Global strategies to halt the dual crises of biodiversity loss and climate change are often formulated separately, even though they are interdependent and risk failure if pursued in isolation. Dr. Anup Joshi, the Executive Director of the Carbon Institute, is a co-author on “A Global Safety Net,” a new paper published in Science Advances on September 4 describing the regions of lands critical to reversing biodiversity loss and stabilizing Earth’s climate. The Global Safety Net is the first comprehensive global-scale analysis of terrestrial areas essential for biodiversity and climate resilience, identifying 50% of the Earth’s land area that if conserved would reverse further biodiversity loss, prevent CO2 emissions from land conversion, and enhance natural carbon removal.
The paper highlights sites where additional conservation attention is needed to preserve and maintain biodiversity as well as intact lands of particular importance for carbon storage and other ecosystem services. It also depicts the coincidence and disparities between terrestrial biodiversity and carbon storage priorities. The framework of the Global Safety Net shows that, beyond the 15.1% of Earth’s land area currently protected, 35.3% of land area is needed to conserve additional sites of particular importance for biodiversity and stabilize the climate.
“Forest plays a major role in carbon sequestration, which is crucial for achieving the global warming targets set by the Paris Climate Agreement,” said Joshi. “The Global Safety Net finds that one quarter of Earth’s land area is forested (32.8 million km2), only 28% of which is protected. Protecting the remainder of these forests, which contain more than 1.3 trillion tonnes of carbon, are vital to maintaining the balance of our global climate system.”
The Global Safety Net underscores the need for swift and coordinated action on land management to address both biodiversity loss and climate change. “If we surpass 1.5°C in global average temperature rise, it will be difficult if not impossible to achieve the goals of the UN Convention on Biodiversity. And if we fail to protect lands for ecosystem services and carbon sequestration, we will not be able to achieve the Paris Climate Agreement. The two conventions are intertwined,” said co-author Karl Burkart of One Earth. “There is a very finite amount of natural land that could be converted to human uses before we lose the 1.5°C window. Therefore, we need to protect all remaining natural lands by 2030 – approximately 50% of the Earth – in order to save biodiversity and stabilize our global climate system.”

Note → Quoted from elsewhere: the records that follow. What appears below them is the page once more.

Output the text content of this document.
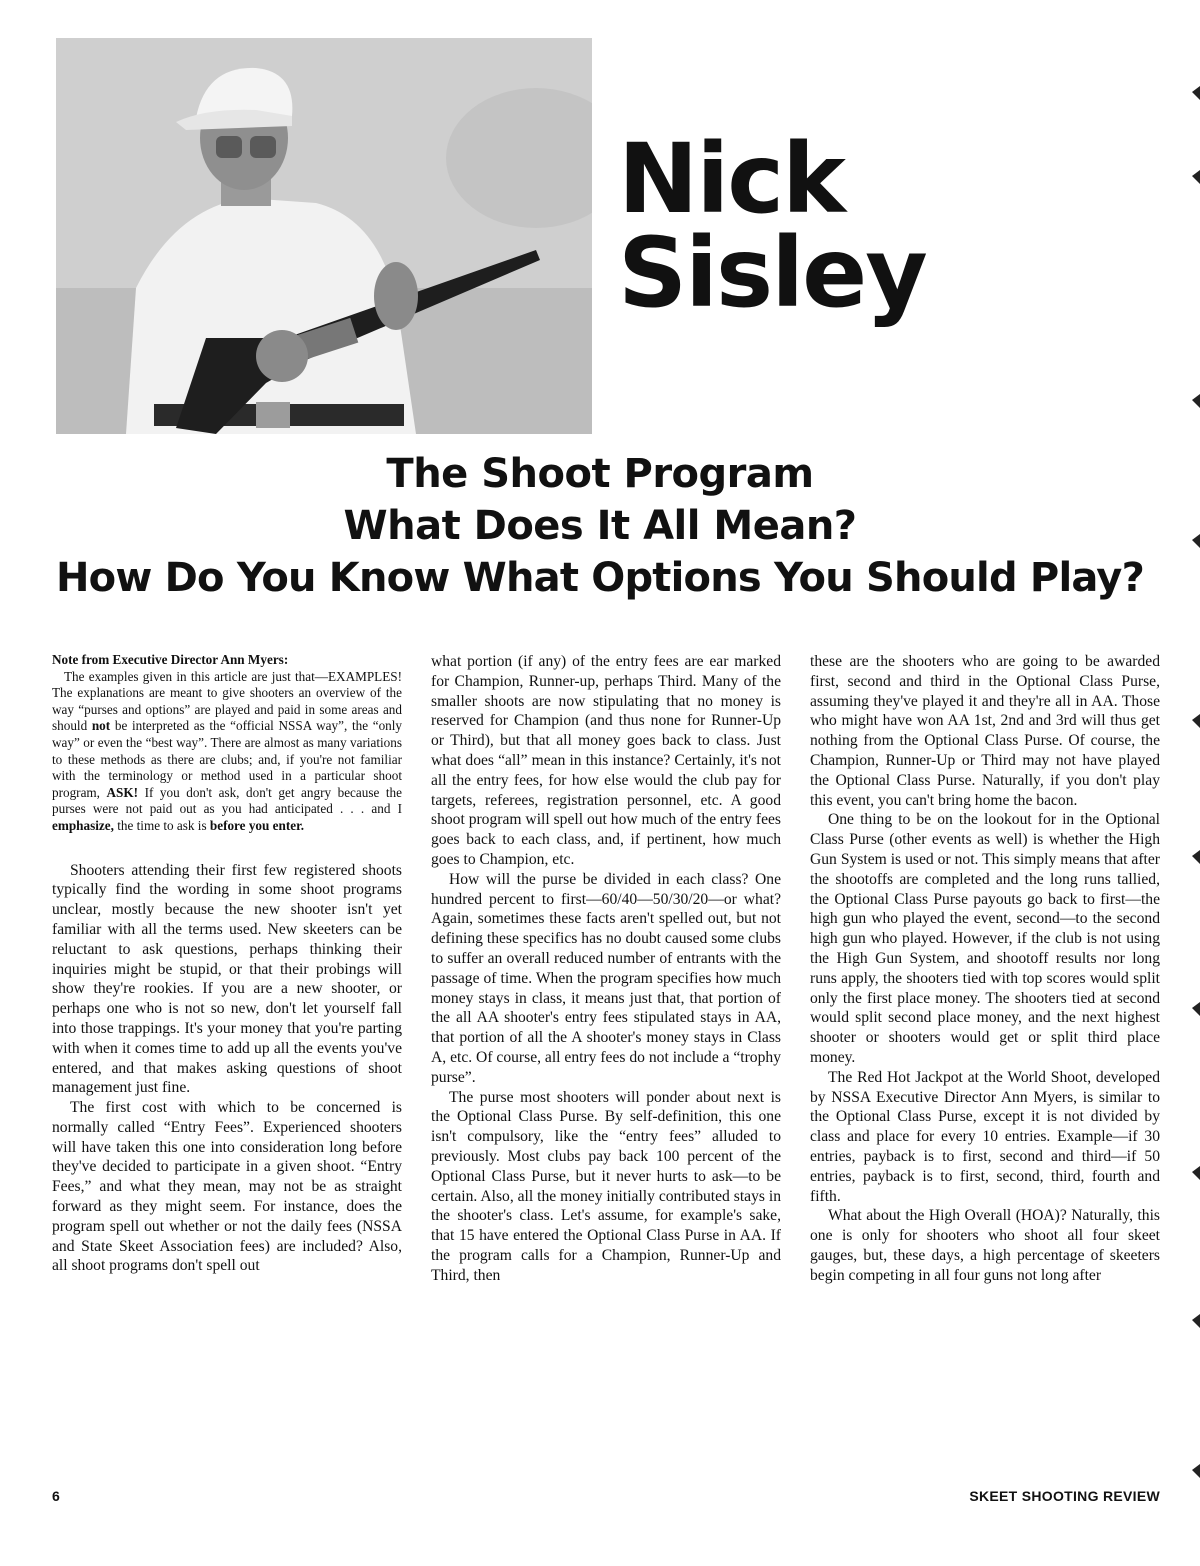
Nick
Sisley
The Shoot Program
What Does It All Mean?
How Do You Know What Options You Should Play?

Note from Executive Director Ann Myers:

The examples given in this article are just that—EXAMPLES! The explanations are meant to give shooters an overview of the way “purses and options” are played and paid in some areas and should not be interpreted as the “official NSSA way”, the “only way” or even the “best way”. There are almost as many variations to these methods as there are clubs; and, if you're not familiar with the terminology or method used in a particular shoot program, ASK! If you don't ask, don't get angry because the purses were not paid out as you had anticipated . . . and I emphasize, the time to ask is before you enter.

Shooters attending their first few registered shoots typically find the wording in some shoot programs unclear, mostly because the new shooter isn't yet familiar with all the terms used. New skeeters can be reluctant to ask questions, perhaps thinking their inquiries might be stupid, or that their probings will show they're rookies. If you are a new shooter, or perhaps one who is not so new, don't let yourself fall into those trappings. It's your money that you're parting with when it comes time to add up all the events you've entered, and that makes asking questions of shoot management just fine.

The first cost with which to be concerned is normally called “Entry Fees”. Experienced shooters will have taken this one into consideration long before they've decided to participate in a given shoot. “Entry Fees,” and what they mean, may not be as straight forward as they might seem. For instance, does the program spell out whether or not the daily fees (NSSA and State Skeet Association fees) are included? Also, all shoot programs don't spell out

what portion (if any) of the entry fees are ear marked for Champion, Runner-up, perhaps Third. Many of the smaller shoots are now stipulating that no money is reserved for Champion (and thus none for Runner-Up or Third), but that all money goes back to class. Just what does “all” mean in this instance? Certainly, it's not all the entry fees, for how else would the club pay for targets, referees, registration personnel, etc. A good shoot program will spell out how much of the entry fees goes back to each class, and, if pertinent, how much goes to Champion, etc.

How will the purse be divided in each class? One hundred percent to first—60/40—50/30/20—or what? Again, sometimes these facts aren't spelled out, but not defining these specifics has no doubt caused some clubs to suffer an overall reduced number of entrants with the passage of time. When the program specifies how much money stays in class, it means just that, that portion of the all AA shooter's entry fees stipulated stays in AA, that portion of all the A shooter's money stays in Class A, etc. Of course, all entry fees do not include a “trophy purse”.

The purse most shooters will ponder about next is the Optional Class Purse. By self-definition, this one isn't compulsory, like the “entry fees” alluded to previously. Most clubs pay back 100 percent of the Optional Class Purse, but it never hurts to ask—to be certain. Also, all the money initially contributed stays in the shooter's class. Let's assume, for example's sake, that 15 have entered the Optional Class Purse in AA. If the program calls for a Champion, Runner-Up and Third, then

these are the shooters who are going to be awarded first, second and third in the Optional Class Purse, assuming they've played it and they're all in AA. Those who might have won AA 1st, 2nd and 3rd will thus get nothing from the Optional Class Purse. Of course, the Champion, Runner-Up or Third may not have played the Optional Class Purse. Naturally, if you don't play this event, you can't bring home the bacon.

One thing to be on the lookout for in the Optional Class Purse (other events as well) is whether the High Gun System is used or not. This simply means that after the shootoffs are completed and the long runs tallied, the Optional Class Purse payouts go back to first—the high gun who played the event, second—to the second high gun who played. However, if the club is not using the High Gun System, and shootoff results nor long runs apply, the shooters tied with top scores would split only the first place money. The shooters tied at second would split second place money, and the next highest shooter or shooters would get or split third place money.

The Red Hot Jackpot at the World Shoot, developed by NSSA Executive Director Ann Myers, is similar to the Optional Class Purse, except it is not divided by class and place for every 10 entries. Example—if 30 entries, payback is to first, second and third—if 50 entries, payback is to first, second, third, fourth and fifth.

What about the High Overall (HOA)? Naturally, this one is only for shooters who shoot all four skeet gauges, but, these days, a high percentage of skeeters begin competing in all four guns not long after

6	SKEET SHOOTING REVIEW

In addition to the paper in Science Advances, the Global Safety Net authors and collaborators have developed a dynamic, spatially explicit mapping tool to support multilateral, national, and subnational land use planning efforts. Fifty ecoregions and 20 countries contribute disproportionately to proposed targets, and indigenous lands overlap extensively with the Global Safety Net. Conserving the Global Safety Net could support public health by reducing the potential for zoonotic diseases like COVID-19 from emerging in the future.